Centrale Raad van Beroep

Datum uitspraak
27 oktober 2021
Publicatiedatum
4 november 2021
Zaaknummer
20/1858 WAJONG
Instantie
Centrale Raad van Beroep
Type
Uitspraak
Rechtsgebied
Bestuursrecht; Socialezekerheidsrecht
Procedures
  • Hoger beroep
Rechters
Vindplaatsen
  • Rechtspraak.nl
AI samenvatting door LexboostAutomatisch gegenereerd

Afwijzing aanvraag Wajong-uitkering wegens laattijdige aanvraag en onvoldoende medische gegevens

In deze zaak heeft de Centrale Raad van Beroep op 27 oktober 2021 uitspraak gedaan in hoger beroep tegen de afwijzing van een Wajong-uitkering aan appellante, geboren in 1993. De aanvraag werd door het Uitvoeringsinstituut werknemersverzekeringen (Uwv) afgewezen op 3 juli 2018, omdat er onvoldoende medische gegevens beschikbaar waren om de arbeidsongeschiktheid van appellante op de dag dat zij achttien jaar werd te beoordelen. Appellante had PTSS, vermoeidheidsklachten en concentratieproblemen, maar verliet boos het spreekuur van de verzekeringsarts, waardoor er geen volledige medische beoordeling kon plaatsvinden.

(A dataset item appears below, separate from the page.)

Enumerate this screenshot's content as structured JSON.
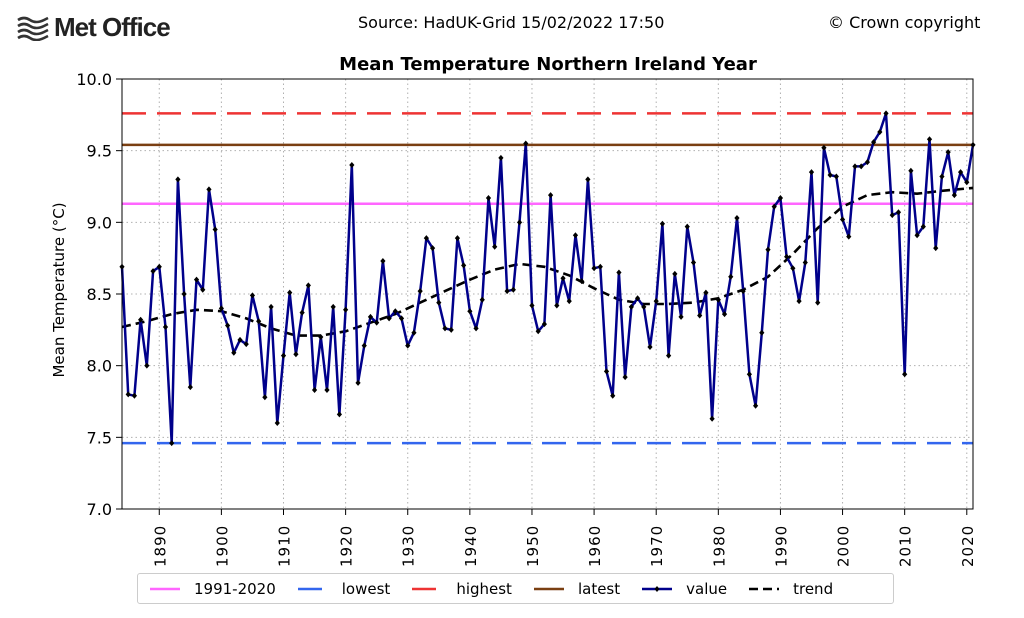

Tijdens de bezwaarprocedure heeft appellante aanvullende documenten ingediend, maar het Uwv bleef bij zijn standpunt dat de aanvraag laattijdig was en dat de medische situatie van appellante niet goed kon worden vastgesteld. De rechtbank Rotterdam verklaarde het beroep van appellante ongegrond, en de Centrale Raad van Beroep bevestigde deze uitspraak. De Raad oordeelde dat de bewijslast bij appellante ligt en dat het medisch beeld met het verstrijken van de tijd steeds moeilijker vast te stellen is. De Raad concludeerde dat het Uwv terecht de aanvraag had afgewezen, omdat er onvoldoende gegevens waren om de medische toestand van appellante op de relevante datum te beoordelen.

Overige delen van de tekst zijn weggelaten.